See also: The Talk Show.

Previously: Just Avoid Sitting in That Way, iPhone 6 Plus “Touch Disease”, iPhone Bend Testing.

Friday, June 1, 2018 [Tweets] [Favorites]

Differ: Swift Library to Generate Differences and Patches Between Collections

Tony Arnold:

Differ generates the differences between Collection instances (this includes Strings!).

It uses a fast algorithm (O((N+M)*D)) to do this.

[…]

Utilities for updating UITableView and UICollectionView in UIKit, and NSTableView and NSCollectionView in AppKit

10 Strikes and You’re Out

John Gruber:

I had no idea until I looked into it last weekend, but it turns out this feature is far more clever than I realized, and it’s highly unlikely that your kids or jackass drinking buddies could ever trigger it. After the 5th failed attempt, iOS requires a 1-minute timeout before you can try again. During this timeout the only thing you can do is place an emergency call to 911. After the 6th attempt, you get a 5-minute timeout. After the 7th, 15 minutes. These timeouts escalate such that it would take over 3 hours to enter 10 incorrect passcodes.

It seems pretty clear from the responses to my poll that I wasn’t alone in thinking that this feature was more dangerous than it really is. I’ve got it turned on now, and I can’t think of a good reason why anyone wouldn’t enable this.

I avoided the feature for the same reason he did.

See also: The Talk Show.

macOS 10.13.5

Howard Oakley (MacRumors):

The only new user feature identified by Apple is Messages in iCloud, which Apple states is a feature of High Sierra only; there is no comparable option in the Sierra version of the Messages app. The High Sierra update still seems very large: its App Store download is 2.12 GB in size.

There is no mention of whether 10.13.5 extends support for APFS to Fusion Drives.

The list of security fixes is quite long, and contains some important ones.

The combo updater is here.

Update (2018-06-02): Kirk McElhearn:

It’s surprising that Apple hasn’t rolled AirPlay 2 into macOS. You have long been able to stream to multiple speakers from the Mac, using iTunes, and that is new on iOS with AirPlay 2, but the inability for the Mac to be able to use AirPlay 2 and see a stereo pair of HomePods is surprising.

Nicholas Riley:

iCloud sync seems completely stuck on my desktop Mac across apps. Photos stop in December 2017; iMessage sync has been running for >12 hours without any visible progress. Ideas?
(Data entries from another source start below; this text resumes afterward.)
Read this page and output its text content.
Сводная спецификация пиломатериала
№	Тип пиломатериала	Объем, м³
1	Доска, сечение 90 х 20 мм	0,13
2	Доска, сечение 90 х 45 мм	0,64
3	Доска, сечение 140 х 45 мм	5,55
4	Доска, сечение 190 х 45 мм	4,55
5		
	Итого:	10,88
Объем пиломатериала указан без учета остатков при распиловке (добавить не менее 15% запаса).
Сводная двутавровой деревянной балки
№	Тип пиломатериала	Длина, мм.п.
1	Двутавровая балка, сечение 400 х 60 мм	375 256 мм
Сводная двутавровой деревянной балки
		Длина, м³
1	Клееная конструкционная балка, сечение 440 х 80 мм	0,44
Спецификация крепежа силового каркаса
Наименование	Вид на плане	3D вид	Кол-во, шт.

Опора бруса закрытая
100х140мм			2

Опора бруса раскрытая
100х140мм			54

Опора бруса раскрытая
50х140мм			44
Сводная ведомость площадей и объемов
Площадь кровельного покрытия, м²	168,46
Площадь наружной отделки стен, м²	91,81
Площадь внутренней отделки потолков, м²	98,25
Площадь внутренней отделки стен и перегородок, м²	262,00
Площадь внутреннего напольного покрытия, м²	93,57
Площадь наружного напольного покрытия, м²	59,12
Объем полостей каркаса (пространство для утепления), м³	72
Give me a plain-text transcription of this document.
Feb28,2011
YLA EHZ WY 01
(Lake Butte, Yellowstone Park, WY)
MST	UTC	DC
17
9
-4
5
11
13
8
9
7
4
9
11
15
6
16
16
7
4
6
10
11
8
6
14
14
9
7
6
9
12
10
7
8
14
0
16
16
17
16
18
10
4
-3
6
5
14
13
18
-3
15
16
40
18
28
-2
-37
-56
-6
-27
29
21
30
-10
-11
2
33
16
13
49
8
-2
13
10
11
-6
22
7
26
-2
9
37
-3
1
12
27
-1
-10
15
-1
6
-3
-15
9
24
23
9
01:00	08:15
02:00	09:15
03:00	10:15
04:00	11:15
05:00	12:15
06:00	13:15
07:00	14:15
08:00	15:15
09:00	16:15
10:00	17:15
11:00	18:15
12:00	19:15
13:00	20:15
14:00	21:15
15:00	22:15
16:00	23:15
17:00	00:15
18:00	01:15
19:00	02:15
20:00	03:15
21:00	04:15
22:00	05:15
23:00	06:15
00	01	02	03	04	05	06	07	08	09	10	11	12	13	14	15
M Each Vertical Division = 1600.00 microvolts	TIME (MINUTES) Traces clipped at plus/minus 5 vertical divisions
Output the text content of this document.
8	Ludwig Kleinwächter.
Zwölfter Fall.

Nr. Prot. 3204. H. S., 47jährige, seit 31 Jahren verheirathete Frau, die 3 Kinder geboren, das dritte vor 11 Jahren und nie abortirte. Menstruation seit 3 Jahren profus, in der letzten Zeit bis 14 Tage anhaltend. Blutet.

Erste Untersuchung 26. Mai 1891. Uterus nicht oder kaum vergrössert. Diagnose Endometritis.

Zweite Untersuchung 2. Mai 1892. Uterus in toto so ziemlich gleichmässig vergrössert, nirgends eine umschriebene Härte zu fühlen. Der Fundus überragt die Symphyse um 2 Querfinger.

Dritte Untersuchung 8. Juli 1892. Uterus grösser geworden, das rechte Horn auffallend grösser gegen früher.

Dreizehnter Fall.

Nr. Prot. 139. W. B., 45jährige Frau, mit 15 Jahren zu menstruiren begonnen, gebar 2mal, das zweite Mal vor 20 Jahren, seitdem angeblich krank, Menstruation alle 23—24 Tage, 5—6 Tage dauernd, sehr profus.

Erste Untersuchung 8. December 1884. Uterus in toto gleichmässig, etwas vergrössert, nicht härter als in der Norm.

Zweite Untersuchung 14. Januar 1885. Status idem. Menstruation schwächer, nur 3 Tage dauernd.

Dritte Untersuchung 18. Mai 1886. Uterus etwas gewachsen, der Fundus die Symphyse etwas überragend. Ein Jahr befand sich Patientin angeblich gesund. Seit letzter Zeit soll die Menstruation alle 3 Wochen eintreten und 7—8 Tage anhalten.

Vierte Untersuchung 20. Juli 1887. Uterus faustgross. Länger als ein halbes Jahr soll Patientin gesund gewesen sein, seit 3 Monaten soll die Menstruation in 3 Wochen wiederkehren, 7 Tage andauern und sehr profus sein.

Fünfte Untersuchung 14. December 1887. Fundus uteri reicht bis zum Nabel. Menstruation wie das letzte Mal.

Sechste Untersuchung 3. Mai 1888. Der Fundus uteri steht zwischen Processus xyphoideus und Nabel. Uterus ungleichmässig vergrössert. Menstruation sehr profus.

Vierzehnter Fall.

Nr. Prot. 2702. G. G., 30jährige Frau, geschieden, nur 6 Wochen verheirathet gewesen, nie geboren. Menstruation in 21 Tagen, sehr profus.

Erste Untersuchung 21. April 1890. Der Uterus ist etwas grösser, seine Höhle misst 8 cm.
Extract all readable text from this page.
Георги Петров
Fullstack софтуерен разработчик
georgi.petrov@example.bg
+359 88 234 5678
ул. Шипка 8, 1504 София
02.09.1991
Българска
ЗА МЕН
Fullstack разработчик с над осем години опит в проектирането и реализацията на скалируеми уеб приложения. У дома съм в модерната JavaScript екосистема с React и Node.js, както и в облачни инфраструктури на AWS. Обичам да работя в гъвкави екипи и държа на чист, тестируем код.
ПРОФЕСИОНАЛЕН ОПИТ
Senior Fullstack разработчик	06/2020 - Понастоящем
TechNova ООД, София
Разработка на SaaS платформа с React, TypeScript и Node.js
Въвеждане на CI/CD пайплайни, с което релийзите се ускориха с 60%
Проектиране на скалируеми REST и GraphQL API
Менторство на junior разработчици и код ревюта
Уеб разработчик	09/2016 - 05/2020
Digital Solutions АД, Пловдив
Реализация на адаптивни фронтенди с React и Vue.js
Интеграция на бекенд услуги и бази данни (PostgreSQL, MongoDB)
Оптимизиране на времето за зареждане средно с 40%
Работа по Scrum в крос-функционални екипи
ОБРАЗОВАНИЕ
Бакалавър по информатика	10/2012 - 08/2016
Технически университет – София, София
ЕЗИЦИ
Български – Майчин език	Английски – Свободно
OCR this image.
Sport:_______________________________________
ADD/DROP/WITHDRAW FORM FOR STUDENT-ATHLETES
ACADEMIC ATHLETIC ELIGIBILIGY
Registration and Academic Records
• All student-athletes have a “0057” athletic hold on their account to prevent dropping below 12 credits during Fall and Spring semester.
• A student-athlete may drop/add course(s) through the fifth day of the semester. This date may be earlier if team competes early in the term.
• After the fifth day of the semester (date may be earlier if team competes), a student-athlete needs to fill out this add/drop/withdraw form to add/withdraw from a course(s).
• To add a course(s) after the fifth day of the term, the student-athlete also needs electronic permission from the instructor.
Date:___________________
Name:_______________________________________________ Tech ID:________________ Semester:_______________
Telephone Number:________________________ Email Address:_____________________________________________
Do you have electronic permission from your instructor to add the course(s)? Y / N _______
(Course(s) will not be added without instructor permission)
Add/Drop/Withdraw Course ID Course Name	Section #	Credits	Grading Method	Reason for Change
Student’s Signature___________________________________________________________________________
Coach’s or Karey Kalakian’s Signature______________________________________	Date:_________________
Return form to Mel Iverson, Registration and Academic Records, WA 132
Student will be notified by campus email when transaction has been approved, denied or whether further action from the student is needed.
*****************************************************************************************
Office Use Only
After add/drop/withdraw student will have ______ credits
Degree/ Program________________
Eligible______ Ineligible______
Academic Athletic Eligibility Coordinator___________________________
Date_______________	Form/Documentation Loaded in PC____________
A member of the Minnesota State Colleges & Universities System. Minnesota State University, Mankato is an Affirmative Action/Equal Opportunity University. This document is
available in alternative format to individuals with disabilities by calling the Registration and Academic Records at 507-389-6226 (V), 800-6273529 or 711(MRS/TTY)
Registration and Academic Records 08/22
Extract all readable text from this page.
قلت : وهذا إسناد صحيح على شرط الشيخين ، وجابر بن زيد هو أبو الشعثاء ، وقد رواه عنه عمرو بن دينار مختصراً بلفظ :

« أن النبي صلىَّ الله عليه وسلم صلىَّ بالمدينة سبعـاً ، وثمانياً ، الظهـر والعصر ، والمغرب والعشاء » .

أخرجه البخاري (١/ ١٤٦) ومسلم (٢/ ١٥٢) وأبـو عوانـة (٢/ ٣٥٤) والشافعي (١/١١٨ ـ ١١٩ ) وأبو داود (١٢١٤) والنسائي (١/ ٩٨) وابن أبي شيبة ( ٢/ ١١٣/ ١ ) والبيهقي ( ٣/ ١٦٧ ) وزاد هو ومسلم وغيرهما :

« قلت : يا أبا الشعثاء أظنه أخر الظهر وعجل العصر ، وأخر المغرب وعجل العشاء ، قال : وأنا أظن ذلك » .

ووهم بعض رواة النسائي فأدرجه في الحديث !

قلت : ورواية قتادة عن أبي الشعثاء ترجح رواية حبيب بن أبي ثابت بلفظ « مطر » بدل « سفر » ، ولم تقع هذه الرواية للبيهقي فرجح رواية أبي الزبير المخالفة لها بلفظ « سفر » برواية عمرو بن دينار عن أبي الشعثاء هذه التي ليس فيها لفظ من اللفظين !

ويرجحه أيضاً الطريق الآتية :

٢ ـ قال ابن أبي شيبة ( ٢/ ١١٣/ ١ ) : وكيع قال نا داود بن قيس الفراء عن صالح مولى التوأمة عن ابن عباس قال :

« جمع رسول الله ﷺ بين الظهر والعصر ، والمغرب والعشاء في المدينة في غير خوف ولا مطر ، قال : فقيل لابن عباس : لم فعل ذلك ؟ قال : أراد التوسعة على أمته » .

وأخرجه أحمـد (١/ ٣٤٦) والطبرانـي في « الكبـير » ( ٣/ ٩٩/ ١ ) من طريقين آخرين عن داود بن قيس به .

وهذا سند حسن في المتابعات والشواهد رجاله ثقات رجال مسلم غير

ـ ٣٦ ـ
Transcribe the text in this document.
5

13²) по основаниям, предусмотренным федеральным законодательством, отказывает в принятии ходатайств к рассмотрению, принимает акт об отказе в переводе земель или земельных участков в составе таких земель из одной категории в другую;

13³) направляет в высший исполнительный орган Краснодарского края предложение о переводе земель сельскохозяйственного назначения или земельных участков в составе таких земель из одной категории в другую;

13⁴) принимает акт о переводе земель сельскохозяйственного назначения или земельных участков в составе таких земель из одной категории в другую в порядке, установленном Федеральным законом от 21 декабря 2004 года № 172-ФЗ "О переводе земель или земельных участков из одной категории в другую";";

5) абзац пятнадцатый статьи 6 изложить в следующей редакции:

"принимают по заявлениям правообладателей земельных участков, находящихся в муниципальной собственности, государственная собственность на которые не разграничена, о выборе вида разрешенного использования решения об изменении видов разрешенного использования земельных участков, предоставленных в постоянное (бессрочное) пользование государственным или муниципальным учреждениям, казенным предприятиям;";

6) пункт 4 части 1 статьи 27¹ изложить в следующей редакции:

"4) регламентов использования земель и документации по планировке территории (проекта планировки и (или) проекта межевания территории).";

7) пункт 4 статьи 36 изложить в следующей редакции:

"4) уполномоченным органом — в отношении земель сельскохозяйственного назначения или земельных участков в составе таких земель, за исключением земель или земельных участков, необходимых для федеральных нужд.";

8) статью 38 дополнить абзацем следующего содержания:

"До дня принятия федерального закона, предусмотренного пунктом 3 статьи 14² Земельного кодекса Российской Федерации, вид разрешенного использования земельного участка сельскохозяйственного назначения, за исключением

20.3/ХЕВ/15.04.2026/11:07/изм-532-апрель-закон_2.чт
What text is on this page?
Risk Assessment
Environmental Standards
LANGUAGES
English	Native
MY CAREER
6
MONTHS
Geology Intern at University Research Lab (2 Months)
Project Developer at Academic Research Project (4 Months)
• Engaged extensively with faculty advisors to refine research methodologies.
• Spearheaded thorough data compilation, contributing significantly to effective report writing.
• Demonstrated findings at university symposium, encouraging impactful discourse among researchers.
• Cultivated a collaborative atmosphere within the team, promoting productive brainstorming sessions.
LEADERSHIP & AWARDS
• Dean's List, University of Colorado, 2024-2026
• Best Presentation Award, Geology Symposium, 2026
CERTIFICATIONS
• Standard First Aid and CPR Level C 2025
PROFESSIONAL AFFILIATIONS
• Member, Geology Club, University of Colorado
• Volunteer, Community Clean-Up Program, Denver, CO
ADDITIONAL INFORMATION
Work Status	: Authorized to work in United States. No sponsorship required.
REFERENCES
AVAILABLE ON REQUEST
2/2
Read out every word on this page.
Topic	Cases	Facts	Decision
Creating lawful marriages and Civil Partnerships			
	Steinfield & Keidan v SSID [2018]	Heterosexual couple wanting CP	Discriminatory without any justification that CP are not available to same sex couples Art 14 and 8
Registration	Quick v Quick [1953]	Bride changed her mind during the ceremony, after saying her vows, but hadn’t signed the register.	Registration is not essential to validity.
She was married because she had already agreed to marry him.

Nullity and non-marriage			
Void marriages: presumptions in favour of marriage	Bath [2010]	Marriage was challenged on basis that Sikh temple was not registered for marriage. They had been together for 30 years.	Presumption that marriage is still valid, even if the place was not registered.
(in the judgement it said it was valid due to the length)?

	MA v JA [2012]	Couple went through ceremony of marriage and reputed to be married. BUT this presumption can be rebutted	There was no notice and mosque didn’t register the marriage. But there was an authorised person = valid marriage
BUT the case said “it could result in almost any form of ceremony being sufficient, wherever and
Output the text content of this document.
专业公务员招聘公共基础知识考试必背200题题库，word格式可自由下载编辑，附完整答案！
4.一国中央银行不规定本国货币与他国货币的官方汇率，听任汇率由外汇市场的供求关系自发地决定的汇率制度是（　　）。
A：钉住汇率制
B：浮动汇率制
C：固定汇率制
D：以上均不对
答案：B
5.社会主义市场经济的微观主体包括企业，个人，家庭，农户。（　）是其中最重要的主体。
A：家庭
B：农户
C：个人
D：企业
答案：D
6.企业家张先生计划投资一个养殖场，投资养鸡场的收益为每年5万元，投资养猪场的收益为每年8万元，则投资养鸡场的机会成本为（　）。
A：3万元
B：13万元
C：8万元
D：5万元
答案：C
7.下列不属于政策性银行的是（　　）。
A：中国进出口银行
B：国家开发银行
Update (2018-06-02): Since updating, I’ve had frequent problems with my Magic Mouse disconnecting. Once, Bluetooth even turned itself off, and I was not able to re-enable it until after restarting.

Halide: One Year Later

Ben Sandofsky (tweet):

For indie developers, a healthy way to look at profits is opportunity cost. If you took the hours spent on your own app and applied those toward freelancing, would you make more money?

We’re lucky to have no such dilema. Our launch immediately recouped the year of development costs. Our monthly revenue absolutely beats freelancing, and justifies ongoing development. Halide has a bright future ahead.

[…]

We launched at $2.99, and later bumped the price to $4.99. Last month, we increased the price to $5.99, which is in-line with other camera apps. Price changes have had no significant impact on profit.

I like the app, but (due to iOS limitations) there’s no way to access it from the lock screen or Control Center, and it doesn’t support HDR.